President Ursula von der Leyen yesterday revealed the funding mechanism would be boosted to €40bn – more than four times the size of its previous €7.5bn capacity – in a bid to accelerate the continent’s progress towards meeting net-zero targets by 2050.
According to today’s (28 May) update, a public sector loan facility under the scheme will be used to mobilise up to €30bn in investments, aimed at helping those member states furthest behind on the path to carbon neutrality to advance their clean energy transitions.
Trillion-dollar European stimulus package has made clean energy a key driver
With the support of the European Investment Bank (EIB), the facility will include €1.5bn in grants from the EU budget and up to €10bn in loans from the EIB’s own sources.
It forms part of a wider €1.85tn funding injection, announced yesterday, that has been designed to help the EU kickstart its economy in the wake of coronavirus.
Valdis Dombrovskis, executive vice president for the EC’s Economy that Works for People, said: “Today we are making good on our promise to provide financial support to less-advantaged regions to help them to transition to a more climate-neutral economy.

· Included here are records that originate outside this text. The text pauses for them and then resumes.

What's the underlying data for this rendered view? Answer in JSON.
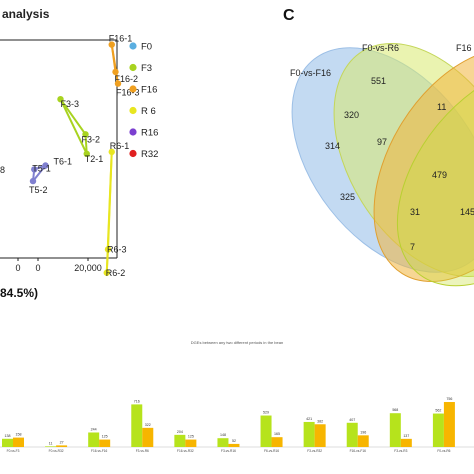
{
  "panel_title": "analysis",
  "panel_letter": "C",
  "x_axis_percent_label": "84.5%)",
  "bar_caption": "DGEs between any two different periods in the bean",
  "colors": {
    "F0": "#5aaee0",
    "F3": "#a8d320",
    "F16": "#f0a020",
    "R6": "#e8e620",
    "R16": "#7b3fd0",
    "R32": "#e02020",
    "T": "#8080d0",
    "bar_green": "#b6e31c",
    "bar_orange": "#f7b500"
  },
  "chart_data": [
    {
      "type": "scatter",
      "title": "analysis",
      "xlabel": "84.5%)",
      "x_ticks": [
        "0",
        "0",
        "20,000"
      ],
      "y_ticks": [
        "8"
      ],
      "legend": [
        "F0",
        "F3",
        "F16",
        "R 6",
        "R16",
        "R32"
      ],
      "legend_position": "right",
      "points": [
        {
          "label": "F16-1",
          "x": 29500,
          "y": 72000,
          "group": "F16"
        },
        {
          "label": "F16-2",
          "x": 31000,
          "y": 58000,
          "group": "F16"
        },
        {
          "label": "F16-3",
          "x": 32000,
          "y": 52000,
          "group": "F16"
        },
        {
          "label": "F3-3",
          "x": 9000,
          "y": 44000,
          "group": "F3"
        },
        {
          "label": "F3-2",
          "x": 19000,
          "y": 26000,
          "group": "F3"
        },
        {
          "label": "T2-1",
          "x": 19500,
          "y": 16000,
          "group": "F3"
        },
        {
          "label": "R6-1",
          "x": 29500,
          "y": 17000,
          "group": "R6"
        },
        {
          "label": "R6-3",
          "x": 28000,
          "y": -33000,
          "group": "R6"
        },
        {
          "label": "R6-2",
          "x": 27500,
          "y": -45000,
          "group": "R6"
        },
        {
          "label": "T6-1",
          "x": 3000,
          "y": 10000,
          "group": "T"
        },
        {
          "label": "T5-1",
          "x": -1500,
          "y": 8000,
          "group": "T"
        },
        {
          "label": "T5-2",
          "x": -2000,
          "y": 2000,
          "group": "T"
        }
      ],
      "xlim": [
        -8000,
        33500
      ],
      "ylim": [
        -60000,
        78000
      ]
    },
    {
      "type": "venn",
      "sets": [
        "F0-vs-F16",
        "F0-vs-R6",
        "F16"
      ],
      "regions": [
        "314",
        "551",
        "320",
        "11",
        "97",
        "479",
        "325",
        "31",
        "145",
        "7"
      ]
    },
    {
      "type": "bar",
      "title": "DGEs between any two different periods in the bean",
      "categories": [
        "F0-vs-F3",
        "F0-vs-R32",
        "F16-vs-F16",
        "F3-vs-R6",
        "F16-vs-R32",
        "F3-vs-R16",
        "F6-vs-R16",
        "F3-vs-R32",
        "F16-vs-F16",
        "F3-vs-R3",
        "F0-vs-R6"
      ],
      "series": [
        {
          "name": "",
          "values": [
            138,
            11,
            244,
            716,
            204,
            148,
            529,
            421,
            407,
            568,
            562
          ]
        },
        {
          "name": "",
          "values": [
            158,
            27,
            125,
            322,
            125,
            52,
            165,
            382,
            196,
            137,
            756
          ]
        }
      ]
    }
  ]
}
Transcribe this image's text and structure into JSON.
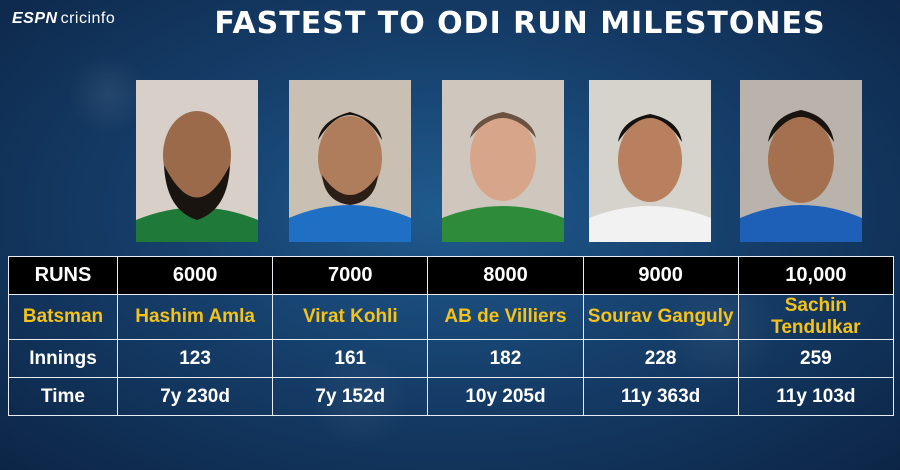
{
  "header": {
    "logo_espn": "ESPN",
    "logo_cricinfo": "cricinfo",
    "title": "FASTEST TO ODI RUN MILESTONES"
  },
  "table": {
    "labels": {
      "runs": "RUNS",
      "batsman": "Batsman",
      "innings": "Innings",
      "time": "Time"
    },
    "columns": [
      {
        "runs": "6000",
        "batsman": "Hashim Amla",
        "innings": "123",
        "time": "7y 230d",
        "jersey": "#1f7a3a"
      },
      {
        "runs": "7000",
        "batsman": "Virat Kohli",
        "innings": "161",
        "time": "7y 152d",
        "jersey": "#1f6fc4"
      },
      {
        "runs": "8000",
        "batsman": "AB de Villiers",
        "innings": "182",
        "time": "10y 205d",
        "jersey": "#2e8b3a"
      },
      {
        "runs": "9000",
        "batsman": "Sourav Ganguly",
        "innings": "228",
        "time": "11y 363d",
        "jersey": "#f2f2f2"
      },
      {
        "runs": "10,000",
        "batsman": "Sachin Tendulkar",
        "innings": "259",
        "time": "11y 103d",
        "jersey": "#1e5fb8"
      }
    ]
  },
  "colors": {
    "accent_text": "#f4c21a",
    "header_row": "#000000"
  }
}
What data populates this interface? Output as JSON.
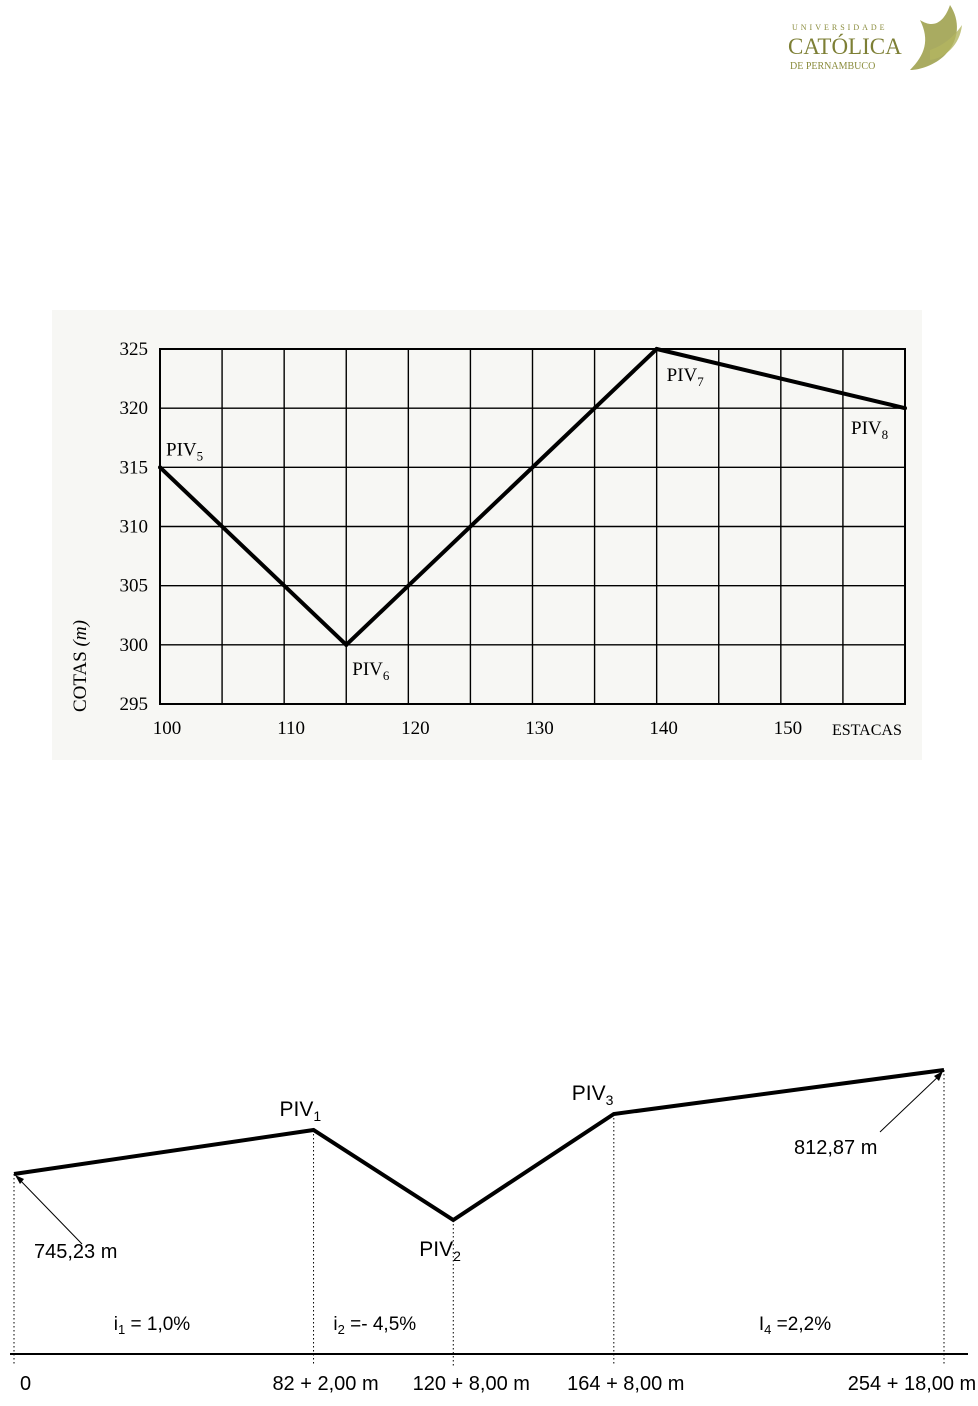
{
  "logo": {
    "line1": "UNIVERSIDADE",
    "line2": "CATÓLICA",
    "line3": "DE PERNAMBUCO",
    "color": "#8a8c3c",
    "icon": "dove-icon"
  },
  "chart_data": [
    {
      "type": "line",
      "ylabel": "COTAS",
      "ylabel_unit": "(m)",
      "xlabel": "ESTACAS",
      "xlim": [
        100,
        160
      ],
      "ylim": [
        295,
        325
      ],
      "x_ticks": [
        100,
        110,
        120,
        130,
        140,
        150
      ],
      "x_tick_labels": [
        "100",
        "110",
        "120",
        "130",
        "140",
        "150"
      ],
      "y_ticks": [
        295,
        300,
        305,
        310,
        315,
        320,
        325
      ],
      "y_tick_labels": [
        "295",
        "300",
        "305",
        "310",
        "315",
        "320",
        "325"
      ],
      "x_grid_step": 5,
      "grid": true,
      "series": [
        {
          "points": [
            {
              "x": 100,
              "y": 315,
              "label": "PIV",
              "sub": "5"
            },
            {
              "x": 115,
              "y": 300,
              "label": "PIV",
              "sub": "6"
            },
            {
              "x": 140,
              "y": 325,
              "label": "PIV",
              "sub": "7"
            },
            {
              "x": 160,
              "y": 320,
              "label": "PIV",
              "sub": "8"
            }
          ]
        }
      ]
    },
    {
      "type": "line",
      "profile": [
        {
          "x": 0,
          "label": "",
          "sub": ""
        },
        {
          "x": 82.1,
          "label": "PIV",
          "sub": "1"
        },
        {
          "x": 120.4,
          "label": "PIV",
          "sub": "2"
        },
        {
          "x": 164.4,
          "label": "PIV",
          "sub": "3"
        },
        {
          "x": 254.9,
          "label": "",
          "sub": ""
        }
      ],
      "station_labels": [
        "0",
        "82 + 2,00 m",
        "120 + 8,00 m",
        "164 + 8,00 m",
        "254 + 18,00 m"
      ],
      "start_elevation": "745,23 m",
      "end_elevation": "812,87 m",
      "grades": [
        {
          "pre": "i",
          "sub": "1",
          "text": " = 1,0%"
        },
        {
          "pre": "i",
          "sub": "2",
          "text": " =- 4,5%"
        },
        {
          "pre": "",
          "sub": "",
          "text": ""
        },
        {
          "pre": "I",
          "sub": "4",
          "text": " =2,2%"
        }
      ]
    }
  ]
}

“This loan facility will focus on boosting public investments that can contribute to the green transition in parts of Europe that are more carbon-intensive and grappling with greater socio-economic challenges – investments that would otherwise not happen.”
Just Transition Fund will help fossil fuel-reliant countries accelerate the switch to low-carbon energy
In January this year, before the coronavirus crept its way into Europe, the EU revealed the latest stage of its Green Deal economic reform agenda, which targets a €1tn investment drive over the coming decade to help the region reach net zero by 2050.
The Just Transition Mechanism is designed as a support structure to give additional help to countries less advanced on the path to carbon neutrality – regions like Poland, Hungary and the Czech Republic which remain dependent on carbon-intensive power sources like coal.
The additional financing opportunities announced today will prioritise the development of projects relating to energy and transport infrastructure, district heating networks, public transport, energy efficiency measures and social infrastructure.
The proposal still needs undergo negotiation and ratification within the European Parliament and Council before it can progress any further.
EIB vice president Lilyana Pavlova said: “While confronting the great socio-economic challenge posed by Covid-19, we should not forget the long-term fundamental threat of climate change.
“The proposed Just Transition Mechanism will be key to ensuring that transforming our economies to carbon neutrality will happen with shared benefits and no disproportionate costs among regions.”
Yesterday’s stimulus announcement promised a renovation drive of buildings and infrastructure, investment into renewable energy projects including the development of a clean hydrogen economy across Europe, and support for public transport and electric vehicle charging.
EC President Ursula von der Leyen said: “The recovery plan turns the immense challenge we face into an opportunity, not only by supporting the recovery but also by investing in our future. The European Green Deal and digitalisation will boost jobs and growth, the resilience of our societies and the health of our environment. This is Europe’s moment.”